GM's profits have a bearing on the political world because President Obama is using GM's comeback as part of his reelection pitch, arguing that his controversial decision to bailout GM and Chrysler is paying off as the companies hire workers.

The federal government loaned GM $6.7 billion from the Troubled Asset Relief Program (TARP) in 2008 and 2009. The company has since repaid the government for some of the money it borrowed, though critics note that the government still owns a large percentage of GM's shares on the stock market and has not recovered all of the nearly $50 billion it initially pumped into GM.

Republican presidential candidates have criticized the bailout. Mitt Romney wrote in an op-ed this week that Obama should have allowed the two companies to go through a managed bankruptcy.

“The president tells us that without his intervention things in Detroit would be worse,” Romney wrote. “I believe that without his intervention things there would be better.

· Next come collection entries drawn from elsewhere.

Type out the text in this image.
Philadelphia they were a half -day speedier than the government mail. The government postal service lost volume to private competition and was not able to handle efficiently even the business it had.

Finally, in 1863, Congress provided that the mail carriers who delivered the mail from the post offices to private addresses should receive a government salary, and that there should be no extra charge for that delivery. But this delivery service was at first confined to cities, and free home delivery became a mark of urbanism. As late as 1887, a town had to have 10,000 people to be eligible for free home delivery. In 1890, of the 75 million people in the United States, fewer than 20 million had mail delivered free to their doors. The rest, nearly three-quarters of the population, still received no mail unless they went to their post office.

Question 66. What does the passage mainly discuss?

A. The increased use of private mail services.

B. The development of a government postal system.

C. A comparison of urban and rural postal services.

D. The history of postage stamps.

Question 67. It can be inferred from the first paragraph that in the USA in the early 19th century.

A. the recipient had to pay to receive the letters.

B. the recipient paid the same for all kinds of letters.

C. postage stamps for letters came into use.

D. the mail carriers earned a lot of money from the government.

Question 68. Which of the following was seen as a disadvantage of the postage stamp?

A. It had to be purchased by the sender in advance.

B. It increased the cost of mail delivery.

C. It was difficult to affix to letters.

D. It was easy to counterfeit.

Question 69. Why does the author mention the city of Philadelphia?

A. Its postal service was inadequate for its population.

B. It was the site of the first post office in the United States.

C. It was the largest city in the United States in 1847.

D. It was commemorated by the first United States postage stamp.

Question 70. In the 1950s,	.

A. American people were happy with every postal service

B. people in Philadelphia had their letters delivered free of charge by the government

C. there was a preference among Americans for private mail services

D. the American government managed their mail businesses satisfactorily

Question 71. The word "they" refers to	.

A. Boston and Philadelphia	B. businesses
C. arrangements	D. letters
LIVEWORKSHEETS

The news of GM's profit was cheered by Democrats, who see Romney's opposition to the auto bailouts as a political winner for Obama.

"GM posted record annual profit," Obama's reelection campaign manager Jim Messina tweeted Thursday. "Glad we didn't let Detroit fail as Romney suggested. Never bet against the American worker!"

With the next Republican primary contests scheduled for Arizona and Michigan, the financial health of GM and the other American auto companies has emerged as a central campaign issue. Romney's op-ed this week was meant to follow up on a widely-publicized op-ed in The New York Times in 2008 titled “Let Detroit Go Bankrupt.”

In the essay, Romney argued that helping the companies when they were on the verge of going bankrupt would be worse for them in the long run than the consequences of bankruptcy itself.

“If General Motors, Ford and Chrysler get the bailout that their chief executives asked for yesterday, you can kiss the American automotive industry goodbye,” Romney wrote. “It won’t go overnight, but its demise will be virtually guaranteed.”

Despite GM's profits, the federal government is still one of its biggest shareholders, and reports have said the government has not recovered about $14 billion of the money it lent the company. Those facts have led some conservatives to derisively refer to GM as "Government Motors."

For their part, Democrats have prominently featured Romney's 2008 op-ed in campaign ads, and they say the attacks will multiply in the fall if he is the Republican nominee.

GM Chief Financial Officer Dan Ammann said the company plans to continue growing in 2012, spending about $8 billion in capital investments.

"We are executing an aggressive product plan that will give customers around the world even more reasons to purchase a General Motors vehicle,” Ammann said in a statement.  “Behind the scenes, we are working hard to eliminate complexity and cost throughout the organization to increase margins in all of our regions, and return Europe and South America to profitability. Overall, we have made good progress and we have more work to do.”

-— Posted at 10:16 a.m. and updated with new information at 11:35 a.m. and 12:24 p.m.